How can we celebrate ‘joy to the world’ in the face of all this? ‘Joy’, in our minds, tends to overlap with ‘happiness’, and ‘happiness’ is often connected to what’s ‘happening’ to us. But the truth is that in the New Testament, joy is not usually inspired by happy circumstances; more often than not it’s in spite of circumstances.
Today we’re celebrating the Third Sunday of Advent, and it’s traditionally known as ‘Gaudete’ Sunday, from the Latin word for ‘joy’. The note of joy in our scripture readings for today is strong. In our epistle Paul says ‘Rejoice in the Lord always; again I will say, Rejoice’ (Philippians 4:4). And in our Old Testament reading we hear Zephaniah – a prophet who for most of his book has been foretelling judgement against Jerusalem – suddenly switching gears and finishing his prophecy on a note of jubilation: ‘Sing aloud, O daughter Zion; shout, O Israel! Rejoice and exult with all your heart, O daughter Jerusalem!’ (Zephaniah 3:14).
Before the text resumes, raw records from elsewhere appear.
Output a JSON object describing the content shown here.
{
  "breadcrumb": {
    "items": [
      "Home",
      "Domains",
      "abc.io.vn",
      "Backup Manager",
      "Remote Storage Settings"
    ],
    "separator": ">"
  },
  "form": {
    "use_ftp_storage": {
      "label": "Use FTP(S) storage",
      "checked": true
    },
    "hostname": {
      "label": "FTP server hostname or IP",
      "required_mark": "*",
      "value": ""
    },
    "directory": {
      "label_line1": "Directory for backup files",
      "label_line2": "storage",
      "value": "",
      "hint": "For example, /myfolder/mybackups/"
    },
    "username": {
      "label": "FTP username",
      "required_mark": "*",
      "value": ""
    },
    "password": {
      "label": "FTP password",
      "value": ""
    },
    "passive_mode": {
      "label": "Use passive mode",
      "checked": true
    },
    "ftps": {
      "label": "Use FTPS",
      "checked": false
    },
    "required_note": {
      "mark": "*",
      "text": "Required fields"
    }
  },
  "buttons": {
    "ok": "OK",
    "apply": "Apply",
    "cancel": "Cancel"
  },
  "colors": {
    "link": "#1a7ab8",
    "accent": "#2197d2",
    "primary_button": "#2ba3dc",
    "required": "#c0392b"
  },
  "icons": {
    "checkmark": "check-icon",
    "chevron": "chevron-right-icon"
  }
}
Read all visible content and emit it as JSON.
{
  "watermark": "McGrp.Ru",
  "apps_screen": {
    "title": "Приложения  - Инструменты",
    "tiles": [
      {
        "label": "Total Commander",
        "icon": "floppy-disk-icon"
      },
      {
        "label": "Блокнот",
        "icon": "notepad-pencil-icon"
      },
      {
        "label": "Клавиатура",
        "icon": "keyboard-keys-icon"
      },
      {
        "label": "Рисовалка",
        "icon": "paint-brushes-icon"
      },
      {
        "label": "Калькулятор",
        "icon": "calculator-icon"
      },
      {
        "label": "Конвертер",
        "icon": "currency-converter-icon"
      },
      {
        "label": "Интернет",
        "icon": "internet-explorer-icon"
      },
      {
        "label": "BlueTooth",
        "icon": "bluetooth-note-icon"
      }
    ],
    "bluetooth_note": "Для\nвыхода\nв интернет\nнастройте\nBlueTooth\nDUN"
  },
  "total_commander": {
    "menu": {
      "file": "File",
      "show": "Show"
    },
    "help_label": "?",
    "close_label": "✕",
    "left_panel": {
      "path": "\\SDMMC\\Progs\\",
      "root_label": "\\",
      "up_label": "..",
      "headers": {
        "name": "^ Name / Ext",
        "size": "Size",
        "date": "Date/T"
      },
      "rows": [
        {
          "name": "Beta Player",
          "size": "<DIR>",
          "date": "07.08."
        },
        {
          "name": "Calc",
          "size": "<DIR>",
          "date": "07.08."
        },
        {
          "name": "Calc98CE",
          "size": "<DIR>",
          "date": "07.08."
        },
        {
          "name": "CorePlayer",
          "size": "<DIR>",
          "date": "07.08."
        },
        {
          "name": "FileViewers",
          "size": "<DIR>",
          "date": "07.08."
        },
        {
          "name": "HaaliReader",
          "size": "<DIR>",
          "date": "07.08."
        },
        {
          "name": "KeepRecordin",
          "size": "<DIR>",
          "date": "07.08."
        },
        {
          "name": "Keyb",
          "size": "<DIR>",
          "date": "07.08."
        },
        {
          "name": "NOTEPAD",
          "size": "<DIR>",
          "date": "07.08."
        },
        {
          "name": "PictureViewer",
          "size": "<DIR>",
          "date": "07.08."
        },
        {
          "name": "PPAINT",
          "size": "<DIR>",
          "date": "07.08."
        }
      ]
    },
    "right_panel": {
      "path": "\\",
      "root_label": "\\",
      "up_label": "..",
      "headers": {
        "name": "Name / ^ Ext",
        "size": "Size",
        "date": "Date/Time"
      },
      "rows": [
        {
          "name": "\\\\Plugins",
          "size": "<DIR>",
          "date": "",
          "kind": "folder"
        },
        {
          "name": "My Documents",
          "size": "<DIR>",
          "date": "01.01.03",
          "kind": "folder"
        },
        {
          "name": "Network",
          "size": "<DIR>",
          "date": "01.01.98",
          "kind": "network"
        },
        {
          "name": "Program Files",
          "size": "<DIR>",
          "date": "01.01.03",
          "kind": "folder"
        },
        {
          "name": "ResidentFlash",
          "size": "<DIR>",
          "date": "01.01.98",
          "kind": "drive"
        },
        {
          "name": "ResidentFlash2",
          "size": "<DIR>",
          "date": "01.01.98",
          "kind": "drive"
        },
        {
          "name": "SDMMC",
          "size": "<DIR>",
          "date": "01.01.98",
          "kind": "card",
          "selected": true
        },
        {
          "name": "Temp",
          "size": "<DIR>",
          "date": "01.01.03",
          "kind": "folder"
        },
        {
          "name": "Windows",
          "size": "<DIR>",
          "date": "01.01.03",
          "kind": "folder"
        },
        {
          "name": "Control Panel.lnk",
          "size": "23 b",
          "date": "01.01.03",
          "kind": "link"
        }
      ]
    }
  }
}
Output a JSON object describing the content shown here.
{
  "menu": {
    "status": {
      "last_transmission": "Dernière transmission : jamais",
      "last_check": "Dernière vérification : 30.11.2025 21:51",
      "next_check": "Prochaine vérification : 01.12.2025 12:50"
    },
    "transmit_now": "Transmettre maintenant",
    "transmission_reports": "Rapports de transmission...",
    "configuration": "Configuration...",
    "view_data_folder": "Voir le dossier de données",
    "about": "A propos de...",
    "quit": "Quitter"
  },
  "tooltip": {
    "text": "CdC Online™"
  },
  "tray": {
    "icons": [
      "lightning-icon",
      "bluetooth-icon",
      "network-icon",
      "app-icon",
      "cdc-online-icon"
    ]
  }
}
We rejoice because of the past; we look back to that incredible time in human history when God became a human being and came to live among us in Jesus. We rejoice because of the future. Yes, we’re well aware of the continuing presence of evil in the world, but we rejoice because of God’s promise that one his kingdom will come, and his will be done on earth as it is in heaven, and we will all live together in justice and peace forever. Because of these two focal points – in the past, and in the future – we can live in joy in the present, between the two comings of our Lord. And when we look at our reading from Zephaniah we discover more reasons for this outrageous sense of joy and celebration amongst God’s people. ‘Rejoice in the Lord always; again I will say, Rejoice’ (Philippians 4:4). As we’ve seen, there’s already plenty for us to rejoice about. But let us also remember that this is only the beginning. Let us look forward to the day of our great homecoming, when we together with all God’s people will know the fullness of joy forever. And what a day of rejoicing that will be!